The following are events that I attended in order to further seek out career opportunities and receive advice from more experienced individuals.
1st Event: “Leap into Leadership”
This Kennesaw State event ran from 10:00 am (EDT) to 4:00 pm (EDT) and saw a focus on the topic of development of interpersonal and leadership skills of current students. The events consisted of several virtual breakout sessions spanning the course of an hour with multiple choices for topics.
The first thing I witnessed was the opening address from the Vice President of Student Affairs. This address was followed by a brief Q&A where Dr. Eric Arneson answered questions relating to his life at Kennesaw as well as how he developed as a leader. The address lasted around thirty minutes giving the attendees time to prepare to enter breakout sessions.
I attended the “Don’t Pop Off: Keeping Your Cool Through Civil Discourse” and “Leaving the Nest” sessions dealing with emotional stability during disagreements and finding job security out of college. Both sessions were interactive discussions that allowed for a back and forth between watchers and presenters. The presenters in question were graduate students giving testimonials as well as probing the audience for their experiences with the presented subjects. The experience was organized well enough, though some presentations flowed better than others. Still, the overall experience and testimonials were appreciated and I got some nice leadership advice coming out of it.
2nd Event: “Desperately Seeking Permission: How to Avoid Copyright Infringement”
For this event, which ran from 12:00 PM (EDT) to 12:45 PM (EDT), I sat in a meeting that delved into the topic of fair use and copyright. The speaker of the event had a PowerPoint ready for the attendees and went through various levels of what can be seen as appropriate for fair use. Much of the presentation was given with the asterisk that the rules of fair use are played somewhat fast and loose with things like the music industry only recently having rules in place for sampling music without the threat of legal action.
I found the event to be fairly easy to follow along with as the host of the event gave ample time to ask questions if needed. Though if I had to critique anything, I do feel as though I had not learned much more than what I had already known about copyright from my own research into the topic. That said, this is just one of a series of presentations on the topic of copyright, so my grievance could easily be addressed during those events. Overall, I’m glad I was in attendance.
3rd Event: “You’ve Gotta Fight for Your (Authors’) Rights”
This event was a derivative of the same event as event two. It follows the same topic around copyrights and fair use in line with “Fair Use Week” which KSU was hosting.
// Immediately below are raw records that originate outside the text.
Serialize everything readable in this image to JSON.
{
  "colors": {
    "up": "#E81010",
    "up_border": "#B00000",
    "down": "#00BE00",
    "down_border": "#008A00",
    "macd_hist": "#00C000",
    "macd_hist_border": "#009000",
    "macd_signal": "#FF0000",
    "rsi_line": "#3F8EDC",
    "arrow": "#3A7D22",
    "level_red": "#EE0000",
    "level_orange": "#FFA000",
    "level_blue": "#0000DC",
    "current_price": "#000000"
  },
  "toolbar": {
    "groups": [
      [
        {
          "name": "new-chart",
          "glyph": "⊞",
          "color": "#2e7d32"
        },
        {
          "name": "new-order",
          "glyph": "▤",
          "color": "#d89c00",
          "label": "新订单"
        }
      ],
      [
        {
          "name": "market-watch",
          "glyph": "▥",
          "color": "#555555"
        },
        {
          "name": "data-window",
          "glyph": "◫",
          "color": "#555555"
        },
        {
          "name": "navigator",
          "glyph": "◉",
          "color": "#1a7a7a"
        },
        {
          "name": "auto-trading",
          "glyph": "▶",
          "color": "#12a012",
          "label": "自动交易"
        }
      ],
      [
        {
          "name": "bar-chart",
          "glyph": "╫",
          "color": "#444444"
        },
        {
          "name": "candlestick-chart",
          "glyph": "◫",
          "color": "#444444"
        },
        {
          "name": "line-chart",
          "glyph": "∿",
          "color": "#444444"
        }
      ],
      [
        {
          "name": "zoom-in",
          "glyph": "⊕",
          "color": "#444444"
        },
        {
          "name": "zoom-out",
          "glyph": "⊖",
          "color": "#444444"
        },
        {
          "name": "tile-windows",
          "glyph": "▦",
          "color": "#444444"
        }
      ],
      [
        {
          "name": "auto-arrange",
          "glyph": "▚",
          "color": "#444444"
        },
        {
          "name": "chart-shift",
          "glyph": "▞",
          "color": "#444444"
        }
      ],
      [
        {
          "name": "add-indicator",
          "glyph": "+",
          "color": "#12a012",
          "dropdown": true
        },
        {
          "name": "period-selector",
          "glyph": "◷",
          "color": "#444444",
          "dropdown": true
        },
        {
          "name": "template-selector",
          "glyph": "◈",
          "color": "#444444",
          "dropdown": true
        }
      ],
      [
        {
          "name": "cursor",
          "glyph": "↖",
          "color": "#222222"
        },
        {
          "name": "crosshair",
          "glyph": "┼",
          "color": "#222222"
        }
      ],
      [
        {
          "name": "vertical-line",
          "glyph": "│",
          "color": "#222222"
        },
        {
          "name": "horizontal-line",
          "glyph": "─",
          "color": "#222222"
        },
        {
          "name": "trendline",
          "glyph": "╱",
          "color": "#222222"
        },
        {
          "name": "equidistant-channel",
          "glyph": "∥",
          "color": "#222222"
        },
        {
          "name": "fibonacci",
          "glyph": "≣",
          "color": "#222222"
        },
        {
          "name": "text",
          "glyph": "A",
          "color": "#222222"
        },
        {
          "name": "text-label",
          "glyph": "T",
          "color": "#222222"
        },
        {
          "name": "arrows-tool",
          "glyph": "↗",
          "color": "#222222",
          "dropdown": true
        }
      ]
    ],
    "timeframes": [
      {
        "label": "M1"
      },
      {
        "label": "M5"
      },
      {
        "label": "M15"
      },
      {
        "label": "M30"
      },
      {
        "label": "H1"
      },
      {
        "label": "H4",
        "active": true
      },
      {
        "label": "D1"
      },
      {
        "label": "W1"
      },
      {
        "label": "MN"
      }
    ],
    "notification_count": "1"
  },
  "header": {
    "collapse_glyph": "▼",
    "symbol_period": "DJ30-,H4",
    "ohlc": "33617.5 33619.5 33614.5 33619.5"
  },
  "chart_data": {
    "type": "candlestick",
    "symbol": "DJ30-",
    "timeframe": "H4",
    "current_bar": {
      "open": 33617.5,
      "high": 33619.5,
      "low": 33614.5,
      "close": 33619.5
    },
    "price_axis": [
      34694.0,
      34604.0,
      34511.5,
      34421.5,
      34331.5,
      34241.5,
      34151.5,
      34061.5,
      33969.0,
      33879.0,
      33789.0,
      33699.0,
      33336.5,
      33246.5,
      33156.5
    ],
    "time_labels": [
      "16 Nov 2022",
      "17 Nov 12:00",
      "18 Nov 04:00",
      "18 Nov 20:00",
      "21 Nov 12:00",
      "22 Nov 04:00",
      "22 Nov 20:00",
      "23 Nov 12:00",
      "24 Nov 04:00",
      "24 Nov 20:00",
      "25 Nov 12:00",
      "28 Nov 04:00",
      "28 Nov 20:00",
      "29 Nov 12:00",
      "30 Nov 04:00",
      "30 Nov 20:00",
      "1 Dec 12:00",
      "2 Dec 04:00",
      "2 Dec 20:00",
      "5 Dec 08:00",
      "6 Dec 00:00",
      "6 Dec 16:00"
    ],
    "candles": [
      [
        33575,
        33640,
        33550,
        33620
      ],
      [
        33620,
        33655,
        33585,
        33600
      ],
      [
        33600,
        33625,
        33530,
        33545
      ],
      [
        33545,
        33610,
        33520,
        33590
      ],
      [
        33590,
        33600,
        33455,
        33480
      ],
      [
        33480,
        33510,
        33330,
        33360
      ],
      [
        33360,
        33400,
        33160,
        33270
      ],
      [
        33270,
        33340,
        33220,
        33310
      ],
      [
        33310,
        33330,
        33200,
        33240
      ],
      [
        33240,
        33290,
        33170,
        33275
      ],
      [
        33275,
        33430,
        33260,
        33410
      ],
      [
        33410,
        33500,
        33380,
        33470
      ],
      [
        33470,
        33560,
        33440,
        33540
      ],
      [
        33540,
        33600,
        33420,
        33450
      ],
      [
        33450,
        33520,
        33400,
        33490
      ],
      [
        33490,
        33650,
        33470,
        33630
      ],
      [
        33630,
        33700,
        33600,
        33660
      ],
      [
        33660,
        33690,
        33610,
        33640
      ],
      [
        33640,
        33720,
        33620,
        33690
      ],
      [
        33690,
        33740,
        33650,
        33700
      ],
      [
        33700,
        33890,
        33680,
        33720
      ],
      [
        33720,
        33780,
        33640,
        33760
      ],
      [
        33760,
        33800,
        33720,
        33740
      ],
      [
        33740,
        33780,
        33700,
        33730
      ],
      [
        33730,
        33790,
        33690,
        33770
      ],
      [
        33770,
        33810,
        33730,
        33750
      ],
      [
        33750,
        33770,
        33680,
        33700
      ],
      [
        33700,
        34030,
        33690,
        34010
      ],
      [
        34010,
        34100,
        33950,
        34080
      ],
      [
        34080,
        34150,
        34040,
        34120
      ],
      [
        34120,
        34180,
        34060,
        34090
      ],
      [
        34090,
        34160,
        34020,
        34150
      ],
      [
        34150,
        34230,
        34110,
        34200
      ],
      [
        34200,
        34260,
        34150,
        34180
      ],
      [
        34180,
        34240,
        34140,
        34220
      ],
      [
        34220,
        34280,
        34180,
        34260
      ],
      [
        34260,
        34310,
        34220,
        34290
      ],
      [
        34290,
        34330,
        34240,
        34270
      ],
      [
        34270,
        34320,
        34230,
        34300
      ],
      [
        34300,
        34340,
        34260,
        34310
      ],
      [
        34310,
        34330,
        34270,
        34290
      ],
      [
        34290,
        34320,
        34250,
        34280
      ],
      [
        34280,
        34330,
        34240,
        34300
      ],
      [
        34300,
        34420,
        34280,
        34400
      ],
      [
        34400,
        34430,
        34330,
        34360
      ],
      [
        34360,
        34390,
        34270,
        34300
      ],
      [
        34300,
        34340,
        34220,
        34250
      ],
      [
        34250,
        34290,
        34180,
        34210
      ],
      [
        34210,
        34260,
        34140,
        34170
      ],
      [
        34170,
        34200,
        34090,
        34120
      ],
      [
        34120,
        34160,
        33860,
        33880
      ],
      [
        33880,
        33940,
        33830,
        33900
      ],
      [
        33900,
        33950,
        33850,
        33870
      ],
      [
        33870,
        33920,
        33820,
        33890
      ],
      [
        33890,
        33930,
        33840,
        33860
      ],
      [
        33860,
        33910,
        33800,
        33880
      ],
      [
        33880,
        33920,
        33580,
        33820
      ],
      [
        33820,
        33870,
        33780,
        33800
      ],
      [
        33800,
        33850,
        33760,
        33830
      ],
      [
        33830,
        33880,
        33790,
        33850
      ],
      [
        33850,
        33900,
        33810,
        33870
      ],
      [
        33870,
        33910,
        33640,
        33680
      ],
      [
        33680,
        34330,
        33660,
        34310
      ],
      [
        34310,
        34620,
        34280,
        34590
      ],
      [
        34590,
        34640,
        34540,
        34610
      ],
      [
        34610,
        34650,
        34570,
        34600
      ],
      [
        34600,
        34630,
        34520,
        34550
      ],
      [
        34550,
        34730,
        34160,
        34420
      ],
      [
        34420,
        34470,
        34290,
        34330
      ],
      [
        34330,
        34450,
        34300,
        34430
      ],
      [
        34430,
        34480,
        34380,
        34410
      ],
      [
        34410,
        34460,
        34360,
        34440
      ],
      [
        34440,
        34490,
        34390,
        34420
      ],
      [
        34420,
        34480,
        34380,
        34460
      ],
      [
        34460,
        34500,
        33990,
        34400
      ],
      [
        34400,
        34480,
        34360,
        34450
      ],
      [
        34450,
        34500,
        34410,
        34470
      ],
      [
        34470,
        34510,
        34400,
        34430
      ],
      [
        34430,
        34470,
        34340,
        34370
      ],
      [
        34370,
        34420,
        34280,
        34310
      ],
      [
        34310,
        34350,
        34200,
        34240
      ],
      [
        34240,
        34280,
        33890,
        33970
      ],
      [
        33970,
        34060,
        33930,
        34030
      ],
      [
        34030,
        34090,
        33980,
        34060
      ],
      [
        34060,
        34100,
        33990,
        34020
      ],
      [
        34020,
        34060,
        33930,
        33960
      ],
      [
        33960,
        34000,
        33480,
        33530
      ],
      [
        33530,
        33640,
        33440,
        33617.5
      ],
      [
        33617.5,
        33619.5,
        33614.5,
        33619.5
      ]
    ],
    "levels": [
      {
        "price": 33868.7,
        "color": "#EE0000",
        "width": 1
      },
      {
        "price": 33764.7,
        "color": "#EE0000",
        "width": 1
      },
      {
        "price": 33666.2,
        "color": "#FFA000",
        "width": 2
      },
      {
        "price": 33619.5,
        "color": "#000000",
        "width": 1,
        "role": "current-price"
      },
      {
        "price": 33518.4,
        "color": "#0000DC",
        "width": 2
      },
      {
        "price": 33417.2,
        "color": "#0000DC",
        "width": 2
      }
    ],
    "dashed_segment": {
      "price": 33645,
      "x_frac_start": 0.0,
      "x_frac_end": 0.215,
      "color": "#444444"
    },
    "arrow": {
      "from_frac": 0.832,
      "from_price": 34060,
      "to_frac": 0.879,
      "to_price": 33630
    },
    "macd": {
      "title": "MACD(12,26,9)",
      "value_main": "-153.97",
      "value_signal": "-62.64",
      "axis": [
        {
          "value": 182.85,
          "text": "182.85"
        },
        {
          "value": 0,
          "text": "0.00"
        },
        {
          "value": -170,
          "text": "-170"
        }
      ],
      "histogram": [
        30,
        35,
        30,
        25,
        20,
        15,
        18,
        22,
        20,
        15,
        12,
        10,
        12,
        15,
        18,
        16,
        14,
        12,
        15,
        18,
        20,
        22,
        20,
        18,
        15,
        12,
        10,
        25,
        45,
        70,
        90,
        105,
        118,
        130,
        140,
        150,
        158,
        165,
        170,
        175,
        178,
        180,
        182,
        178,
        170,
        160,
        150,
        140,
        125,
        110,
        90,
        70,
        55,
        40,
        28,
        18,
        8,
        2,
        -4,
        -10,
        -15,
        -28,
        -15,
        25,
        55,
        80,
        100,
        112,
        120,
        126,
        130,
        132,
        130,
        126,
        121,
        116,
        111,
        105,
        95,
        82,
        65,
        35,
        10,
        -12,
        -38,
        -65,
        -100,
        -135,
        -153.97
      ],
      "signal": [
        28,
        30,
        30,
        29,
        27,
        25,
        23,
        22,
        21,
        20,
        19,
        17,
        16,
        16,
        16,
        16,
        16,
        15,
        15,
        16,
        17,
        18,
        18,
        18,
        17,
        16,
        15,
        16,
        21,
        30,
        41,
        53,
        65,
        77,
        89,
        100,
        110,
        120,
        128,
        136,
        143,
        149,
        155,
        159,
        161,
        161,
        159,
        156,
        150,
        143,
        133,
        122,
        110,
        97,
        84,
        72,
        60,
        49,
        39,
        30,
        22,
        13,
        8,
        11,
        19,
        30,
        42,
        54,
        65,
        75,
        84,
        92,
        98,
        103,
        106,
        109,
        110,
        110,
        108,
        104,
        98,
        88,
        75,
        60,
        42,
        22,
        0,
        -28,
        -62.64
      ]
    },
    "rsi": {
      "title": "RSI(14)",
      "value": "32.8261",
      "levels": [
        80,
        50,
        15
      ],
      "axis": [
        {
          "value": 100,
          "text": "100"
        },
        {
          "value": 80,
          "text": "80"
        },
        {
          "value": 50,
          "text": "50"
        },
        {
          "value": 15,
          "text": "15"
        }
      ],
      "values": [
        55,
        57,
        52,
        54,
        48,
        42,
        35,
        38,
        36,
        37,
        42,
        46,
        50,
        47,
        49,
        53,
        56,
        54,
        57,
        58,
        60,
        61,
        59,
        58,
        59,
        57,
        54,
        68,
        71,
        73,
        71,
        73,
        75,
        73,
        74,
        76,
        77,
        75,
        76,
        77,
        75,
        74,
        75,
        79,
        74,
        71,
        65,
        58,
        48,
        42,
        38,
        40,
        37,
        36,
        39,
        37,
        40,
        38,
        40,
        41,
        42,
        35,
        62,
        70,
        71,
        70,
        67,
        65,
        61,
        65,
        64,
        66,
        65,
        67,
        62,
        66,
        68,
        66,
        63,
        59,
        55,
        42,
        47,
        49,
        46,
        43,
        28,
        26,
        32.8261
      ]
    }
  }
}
This particular event ended up answering questions that were still lingering in my head from the previous event. I went into the initial event wanting to know what the laws for copyright were, and while I got some answers, my curiosities on the finer points were not scratched until this session. Mr. Marshall went about a large portion of the presentation discussing the many different cases where copyright comes into play. An example of this was the fact that copyright begins to exist the second a creative work is made. From there, a trademark can be created, which is what leads to the owner of the creative work having the ability to pursue lawsuits should they believe their rights are being infringed upon.
The presentation also shined a light on the wishy-washy nature of fair use and how easy it is to blur the line of fair use and copyright infringement in legal battles as a concrete definition of what is and isn’t fair use is not something that exists. That said, there are a number of ways to prevent this from being a consistent issue. As long as certain checks such as “how much of a work is being used?” and “has the work been published before?” and “is the use of the work transformative or educational?” are made, then the likelihood that your work is protected under fair use will likely be higher. Still, fair use runs on a case-by-case basis and does not run on absolutes.
I greatly appreciated being able to view this session and should be able take the knowledge it brought me into my own creative works.